Bringing Lifestyle Factors into Precision Medicine

Investigators at Feinberg and the Ann & Robert H. Lurie Children’s Hospital of Chicago propose new nomenclature for social and environmental influences on health in an article in Clinical and Translational Science.

“Although where a child lives and goes to school often has more bearing on his or her health than the genetic code, social and environmental factors get far less attention than the genetic influences in precision medicine research,” said lead author Matthew Davis, MD, chief of Academic General Pediatrics and Primary Care in the Department of Pediatrics. “We hope that the broader and more consistent terminology we propose will facilitate more collaboration across scientific disciplines. Whenever we open new lines of communication between fields that rarely talk with one another, the possibility of advancing understanding and improving health grows exponentially.”

The authors suggest a naming system that expands the “-omes” discussed in precision medicine, such as the “genome” or “proteome,” which describe factors within an individual’s body that impact disease or wellness.

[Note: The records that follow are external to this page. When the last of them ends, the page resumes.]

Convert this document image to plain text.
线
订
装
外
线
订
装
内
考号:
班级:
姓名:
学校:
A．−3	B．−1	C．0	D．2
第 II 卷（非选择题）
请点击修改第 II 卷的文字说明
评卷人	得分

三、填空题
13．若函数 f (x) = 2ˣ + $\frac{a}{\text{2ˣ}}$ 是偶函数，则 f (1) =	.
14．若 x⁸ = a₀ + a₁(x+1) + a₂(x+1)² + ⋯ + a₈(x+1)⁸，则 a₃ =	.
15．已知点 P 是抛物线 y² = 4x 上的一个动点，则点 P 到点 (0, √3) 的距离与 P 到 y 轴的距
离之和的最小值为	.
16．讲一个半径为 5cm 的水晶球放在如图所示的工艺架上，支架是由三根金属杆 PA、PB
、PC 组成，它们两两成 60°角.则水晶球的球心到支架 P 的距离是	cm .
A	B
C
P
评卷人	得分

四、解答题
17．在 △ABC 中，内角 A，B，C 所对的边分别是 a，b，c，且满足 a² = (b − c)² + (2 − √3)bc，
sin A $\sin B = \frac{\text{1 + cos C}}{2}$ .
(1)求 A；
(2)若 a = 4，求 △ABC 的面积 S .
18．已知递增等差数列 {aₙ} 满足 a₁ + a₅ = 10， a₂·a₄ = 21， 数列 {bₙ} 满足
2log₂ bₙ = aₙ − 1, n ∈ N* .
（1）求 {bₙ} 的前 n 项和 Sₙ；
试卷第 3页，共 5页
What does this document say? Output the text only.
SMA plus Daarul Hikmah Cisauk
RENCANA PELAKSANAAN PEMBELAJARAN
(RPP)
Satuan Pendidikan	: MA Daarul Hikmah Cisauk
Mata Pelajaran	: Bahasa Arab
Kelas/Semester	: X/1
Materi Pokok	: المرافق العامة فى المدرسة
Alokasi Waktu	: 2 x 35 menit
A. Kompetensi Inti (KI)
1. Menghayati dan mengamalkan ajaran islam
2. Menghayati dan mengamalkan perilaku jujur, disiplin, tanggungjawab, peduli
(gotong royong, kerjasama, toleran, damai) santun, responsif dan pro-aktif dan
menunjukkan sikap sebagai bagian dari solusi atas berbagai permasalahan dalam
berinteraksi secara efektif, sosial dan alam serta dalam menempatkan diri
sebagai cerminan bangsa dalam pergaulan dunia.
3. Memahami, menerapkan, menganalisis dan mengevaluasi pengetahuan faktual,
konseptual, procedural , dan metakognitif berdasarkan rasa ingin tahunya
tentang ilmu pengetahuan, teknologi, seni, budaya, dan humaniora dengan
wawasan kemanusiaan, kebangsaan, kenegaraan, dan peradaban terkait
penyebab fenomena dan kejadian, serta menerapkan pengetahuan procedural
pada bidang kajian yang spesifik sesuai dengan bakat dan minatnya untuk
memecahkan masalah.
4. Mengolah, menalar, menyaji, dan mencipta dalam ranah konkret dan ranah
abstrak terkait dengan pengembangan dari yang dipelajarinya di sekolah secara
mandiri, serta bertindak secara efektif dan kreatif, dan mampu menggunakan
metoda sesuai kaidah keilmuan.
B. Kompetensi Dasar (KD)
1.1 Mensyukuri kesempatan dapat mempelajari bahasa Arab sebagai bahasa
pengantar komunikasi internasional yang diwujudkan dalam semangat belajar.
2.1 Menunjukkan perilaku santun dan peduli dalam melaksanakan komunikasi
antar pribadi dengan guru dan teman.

They call these internal domains the “endome.” Similarly, they refer to influences on health that come from outside the individual as the “ectome.” For example, health-related aspects of a person’s social support network are called the “philome” and diet-related factors fall into the “nutriome,” while health-affecting components of water sources belong in the “hydrome.”

Matthew Davis, MD, chief of Academic General Pediatrics and Primary Care in the Department of Pediatrics

“By adding the social and environmental ‘-omes’ we hope to expand the precision medicine paradigm and encourage more comprehensive data collection in efforts to understand and prevent disease,” says co-author Thomas Shanley, MD, chair of Pediatrics and Founders’ Board Centennial Professor. “We need a common language and inclusion of all the known determinants of human health to push the field of precision medicine forward.” To advance these concepts and develop a repository of rigorous measures for the different “-omes,” the authors have launched a website: www.omecentral.org.

“We hope that OmeCentral.org will serve as an online forum for scientists, spurring conversation and innovative ideas,” says Davis, who is also the A Todd Davis, MD Professor of General Academic Pediatrics. “We welcome experts in different fields to suggest the most appropriate objective measures for the various social and environmental impacts on health.”

Research at Ann & Robert H. Lurie Children’s Hospital of Chicago is conducted through the Stanley Manne Children’s Research Institute.